All the participants were guileless and eager to learn about BRUVs, in particular how to analyze, interpret, and use the data collected from the videos. Jordan kicked off the training with a day on land including lectures, discussions, and hands-on practice with the equipment. The lectures covered how to survey fish abundance using BRUVs with detailed procedures on calibration, deployment, and field data management. This was followed by hands-on training setting up all the equipment for deployment. This consisted of five GoPro cameras mounted in housings on a light aluminium frame or rig, and meters of rope.

Since most of us were new to using BRUVs, this was set to be a hard day for Jordan, but we worked against all odds and managed to do 15 drops. Just like experts, we picked up the science quickly. After multiple one hour deployments, we managed to deploy the BRUVs at two sites: Nyuli (2 sets) and Mwamba Nyama (1 set). Seven connected reef systems were mapped and marked for sampling on the rocky and fringing reefs along the coast of Tanga, North of Tanzania. The success of the first day was a clear indication of future productivity. The following days were a walk in the park where each team worked efficiently with smiles and laughter lighting up the experience. 


From bait preparation to BRUV deployments and pick-ups, everyone worked hard as a team on the second day of sampling the reef systems of Fungu Tangoni and Karange, where we set 20 BRUVs. We almost lost one video frame due to strong currents on the third day while sampling Karange and Jambe. We had to pull it out and redeploy it in shallower water. Mwamba Nyama, Mwamba Wamba, and Chundo Kiroba reef systems were successfully sampled on the fourth day, with the deployment and retrieval of 20 BRUVs before 4pm, the fastest day since the beginning of the field trip thanks to low currents and smooth deployments.

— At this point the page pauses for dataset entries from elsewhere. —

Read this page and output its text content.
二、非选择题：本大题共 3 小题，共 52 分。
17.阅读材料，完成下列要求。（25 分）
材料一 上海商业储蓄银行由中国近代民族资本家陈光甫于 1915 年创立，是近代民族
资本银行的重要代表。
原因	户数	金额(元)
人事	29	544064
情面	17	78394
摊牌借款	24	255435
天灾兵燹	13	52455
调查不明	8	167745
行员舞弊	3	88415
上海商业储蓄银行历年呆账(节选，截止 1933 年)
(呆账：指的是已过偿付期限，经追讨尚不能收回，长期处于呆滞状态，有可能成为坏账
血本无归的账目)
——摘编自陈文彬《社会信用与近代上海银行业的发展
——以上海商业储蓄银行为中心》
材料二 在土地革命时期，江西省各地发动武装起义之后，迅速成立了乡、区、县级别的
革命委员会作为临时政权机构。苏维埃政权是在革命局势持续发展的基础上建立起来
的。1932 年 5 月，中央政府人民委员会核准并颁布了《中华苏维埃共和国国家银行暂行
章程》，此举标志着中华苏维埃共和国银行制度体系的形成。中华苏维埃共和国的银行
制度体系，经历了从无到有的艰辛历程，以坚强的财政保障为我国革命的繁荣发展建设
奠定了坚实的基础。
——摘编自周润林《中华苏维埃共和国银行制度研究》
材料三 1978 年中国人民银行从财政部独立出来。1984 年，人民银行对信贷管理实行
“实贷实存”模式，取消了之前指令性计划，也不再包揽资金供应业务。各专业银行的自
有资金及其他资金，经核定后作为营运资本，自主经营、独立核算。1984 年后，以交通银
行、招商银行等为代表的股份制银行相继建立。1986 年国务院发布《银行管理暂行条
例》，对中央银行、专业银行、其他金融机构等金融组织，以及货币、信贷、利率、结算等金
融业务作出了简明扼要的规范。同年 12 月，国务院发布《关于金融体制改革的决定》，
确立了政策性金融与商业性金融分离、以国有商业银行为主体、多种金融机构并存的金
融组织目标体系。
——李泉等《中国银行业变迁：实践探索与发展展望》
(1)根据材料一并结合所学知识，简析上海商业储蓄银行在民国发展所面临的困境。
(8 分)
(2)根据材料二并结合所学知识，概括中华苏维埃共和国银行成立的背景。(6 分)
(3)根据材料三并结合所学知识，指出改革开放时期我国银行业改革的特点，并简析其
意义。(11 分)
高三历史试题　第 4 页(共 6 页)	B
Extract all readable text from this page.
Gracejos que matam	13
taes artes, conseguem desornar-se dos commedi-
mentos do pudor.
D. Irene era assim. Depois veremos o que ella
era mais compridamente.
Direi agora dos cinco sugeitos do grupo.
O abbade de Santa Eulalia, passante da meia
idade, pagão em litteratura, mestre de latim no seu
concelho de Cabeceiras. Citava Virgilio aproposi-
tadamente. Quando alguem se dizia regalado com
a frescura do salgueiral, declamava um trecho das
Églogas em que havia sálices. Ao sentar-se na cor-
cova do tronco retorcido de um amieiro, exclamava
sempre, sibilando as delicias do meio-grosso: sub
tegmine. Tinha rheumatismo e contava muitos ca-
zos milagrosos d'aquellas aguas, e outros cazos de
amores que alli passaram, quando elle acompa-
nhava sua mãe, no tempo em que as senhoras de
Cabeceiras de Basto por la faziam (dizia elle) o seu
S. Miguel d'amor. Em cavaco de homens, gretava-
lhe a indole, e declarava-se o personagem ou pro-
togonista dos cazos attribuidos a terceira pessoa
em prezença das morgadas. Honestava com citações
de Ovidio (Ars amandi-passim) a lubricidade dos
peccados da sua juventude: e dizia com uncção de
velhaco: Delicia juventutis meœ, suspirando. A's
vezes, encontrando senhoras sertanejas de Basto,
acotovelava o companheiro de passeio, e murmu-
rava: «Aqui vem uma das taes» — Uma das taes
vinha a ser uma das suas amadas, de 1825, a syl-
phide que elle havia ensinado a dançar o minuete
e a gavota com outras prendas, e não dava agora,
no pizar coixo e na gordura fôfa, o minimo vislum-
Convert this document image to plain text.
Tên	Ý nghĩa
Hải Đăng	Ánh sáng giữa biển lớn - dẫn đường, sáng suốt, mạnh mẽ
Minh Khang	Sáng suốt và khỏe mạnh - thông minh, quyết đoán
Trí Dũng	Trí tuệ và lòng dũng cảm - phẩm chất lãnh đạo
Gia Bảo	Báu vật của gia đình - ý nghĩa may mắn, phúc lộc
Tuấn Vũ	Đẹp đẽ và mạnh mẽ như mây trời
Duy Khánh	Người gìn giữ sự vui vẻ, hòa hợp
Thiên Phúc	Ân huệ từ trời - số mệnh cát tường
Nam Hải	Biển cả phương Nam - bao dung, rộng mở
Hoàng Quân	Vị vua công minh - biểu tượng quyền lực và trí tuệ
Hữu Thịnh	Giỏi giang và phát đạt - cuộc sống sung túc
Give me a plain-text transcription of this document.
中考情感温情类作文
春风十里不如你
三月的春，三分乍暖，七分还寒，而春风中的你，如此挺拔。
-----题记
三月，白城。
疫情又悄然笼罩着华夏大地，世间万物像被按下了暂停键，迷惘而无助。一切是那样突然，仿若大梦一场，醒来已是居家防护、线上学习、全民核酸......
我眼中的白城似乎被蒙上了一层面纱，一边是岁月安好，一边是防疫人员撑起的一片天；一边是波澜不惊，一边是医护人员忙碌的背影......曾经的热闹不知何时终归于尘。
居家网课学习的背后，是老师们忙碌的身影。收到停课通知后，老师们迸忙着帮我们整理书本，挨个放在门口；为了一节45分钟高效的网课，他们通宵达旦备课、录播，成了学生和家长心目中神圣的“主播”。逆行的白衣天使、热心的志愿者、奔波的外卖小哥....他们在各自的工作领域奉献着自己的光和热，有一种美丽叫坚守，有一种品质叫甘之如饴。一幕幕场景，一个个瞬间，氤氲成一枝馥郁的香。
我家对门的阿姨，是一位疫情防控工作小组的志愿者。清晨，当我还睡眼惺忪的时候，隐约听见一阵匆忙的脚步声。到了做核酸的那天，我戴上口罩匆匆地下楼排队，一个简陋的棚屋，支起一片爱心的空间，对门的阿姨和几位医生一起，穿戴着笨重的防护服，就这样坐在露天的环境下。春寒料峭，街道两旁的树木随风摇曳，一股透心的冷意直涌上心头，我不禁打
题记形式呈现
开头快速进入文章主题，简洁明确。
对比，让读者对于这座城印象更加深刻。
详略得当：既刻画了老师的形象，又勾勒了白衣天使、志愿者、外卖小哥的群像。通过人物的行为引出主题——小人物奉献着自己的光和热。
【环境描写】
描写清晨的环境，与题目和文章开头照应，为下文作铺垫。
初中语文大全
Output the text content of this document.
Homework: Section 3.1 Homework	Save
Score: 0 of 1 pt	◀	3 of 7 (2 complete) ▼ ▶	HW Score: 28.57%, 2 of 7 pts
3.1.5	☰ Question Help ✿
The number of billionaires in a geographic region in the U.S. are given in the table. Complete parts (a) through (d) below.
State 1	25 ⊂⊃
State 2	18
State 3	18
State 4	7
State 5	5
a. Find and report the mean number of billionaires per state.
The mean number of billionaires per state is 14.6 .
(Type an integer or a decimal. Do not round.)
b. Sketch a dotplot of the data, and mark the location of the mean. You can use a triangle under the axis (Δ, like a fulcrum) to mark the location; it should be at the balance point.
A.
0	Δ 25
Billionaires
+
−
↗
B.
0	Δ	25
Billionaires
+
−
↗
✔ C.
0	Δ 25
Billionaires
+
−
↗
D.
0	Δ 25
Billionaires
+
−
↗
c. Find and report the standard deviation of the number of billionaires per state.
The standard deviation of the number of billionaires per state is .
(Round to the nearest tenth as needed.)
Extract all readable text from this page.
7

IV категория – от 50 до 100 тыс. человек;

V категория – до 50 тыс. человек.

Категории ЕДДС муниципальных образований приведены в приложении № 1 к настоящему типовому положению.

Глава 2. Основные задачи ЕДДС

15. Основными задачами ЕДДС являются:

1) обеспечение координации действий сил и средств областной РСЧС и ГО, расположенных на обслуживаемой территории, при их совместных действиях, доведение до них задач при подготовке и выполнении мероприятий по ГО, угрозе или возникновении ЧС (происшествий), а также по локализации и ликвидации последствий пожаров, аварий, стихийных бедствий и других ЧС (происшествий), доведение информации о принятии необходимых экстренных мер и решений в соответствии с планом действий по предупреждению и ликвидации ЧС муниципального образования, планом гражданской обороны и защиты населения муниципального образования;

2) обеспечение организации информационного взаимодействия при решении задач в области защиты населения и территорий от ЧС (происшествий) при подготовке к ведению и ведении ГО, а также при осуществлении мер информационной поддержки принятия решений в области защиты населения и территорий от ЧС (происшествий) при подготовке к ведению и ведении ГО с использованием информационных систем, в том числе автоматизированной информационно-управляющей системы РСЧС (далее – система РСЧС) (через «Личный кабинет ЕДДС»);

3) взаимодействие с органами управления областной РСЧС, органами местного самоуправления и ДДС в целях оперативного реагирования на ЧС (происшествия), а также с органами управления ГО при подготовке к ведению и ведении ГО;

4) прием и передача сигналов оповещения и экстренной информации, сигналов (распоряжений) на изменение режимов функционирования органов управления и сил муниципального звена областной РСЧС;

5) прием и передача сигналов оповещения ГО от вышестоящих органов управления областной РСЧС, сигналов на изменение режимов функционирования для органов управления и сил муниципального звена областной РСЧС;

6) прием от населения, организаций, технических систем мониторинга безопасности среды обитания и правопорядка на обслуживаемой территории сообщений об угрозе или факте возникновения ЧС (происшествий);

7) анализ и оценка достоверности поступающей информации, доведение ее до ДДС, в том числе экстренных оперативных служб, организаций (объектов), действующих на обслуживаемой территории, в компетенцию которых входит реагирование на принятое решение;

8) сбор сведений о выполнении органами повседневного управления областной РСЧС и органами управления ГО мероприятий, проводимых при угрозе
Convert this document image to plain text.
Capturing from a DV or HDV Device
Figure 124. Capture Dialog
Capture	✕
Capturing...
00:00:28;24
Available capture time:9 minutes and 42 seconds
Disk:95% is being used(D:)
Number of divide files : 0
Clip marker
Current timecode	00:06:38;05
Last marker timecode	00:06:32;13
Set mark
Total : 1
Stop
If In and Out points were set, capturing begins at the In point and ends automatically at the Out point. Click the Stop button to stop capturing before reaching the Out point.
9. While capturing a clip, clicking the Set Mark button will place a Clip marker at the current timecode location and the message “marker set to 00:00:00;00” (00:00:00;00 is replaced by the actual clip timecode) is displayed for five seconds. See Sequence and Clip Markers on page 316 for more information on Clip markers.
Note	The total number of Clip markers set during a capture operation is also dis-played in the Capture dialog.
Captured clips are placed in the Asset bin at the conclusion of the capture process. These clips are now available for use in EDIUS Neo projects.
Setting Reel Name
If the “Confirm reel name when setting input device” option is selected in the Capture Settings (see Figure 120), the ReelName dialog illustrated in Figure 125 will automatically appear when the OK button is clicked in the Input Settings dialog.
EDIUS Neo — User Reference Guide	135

Chundo Kiroba and Mwamba Wamba reef systems were sampled on the fifth day. Although the team was eager to deploy as many BRUVs as the previous day, the tides were strong making this goal challenging. The last deployment for the day at Chundo Kiroba reef was set to a depth of 40m. It had to be retrieved and re-set at 35m since the currents were strong and the rigs were drifting. Even with the strong currents, the team managed to maintain 20 drops on this day as well.

On the last sampling day, the BRUV team worked without Jordan for a half day. The team completed 10 more drops for a total of 105 drops over the course of the entire sampling trip, 15 drops more than the initial target of 90 on Tanga’s reefs. This was a great achievement thanks to the excellent team spirit and enthusiasm from everyone who learned efficient BRUV techniques.

As we felt confident in this methodology, the idea of using BRUVs as a tool for estimating population size of large fishes including sharks became increasingly popular across the participants from the three countries. The team is now looking forward to opportunities to use these acquired skills. CORDIO will be coordinating reef sampling in Kenya and Mozambique later this year to estimate shark populations, again as part of the Global FinPrint project.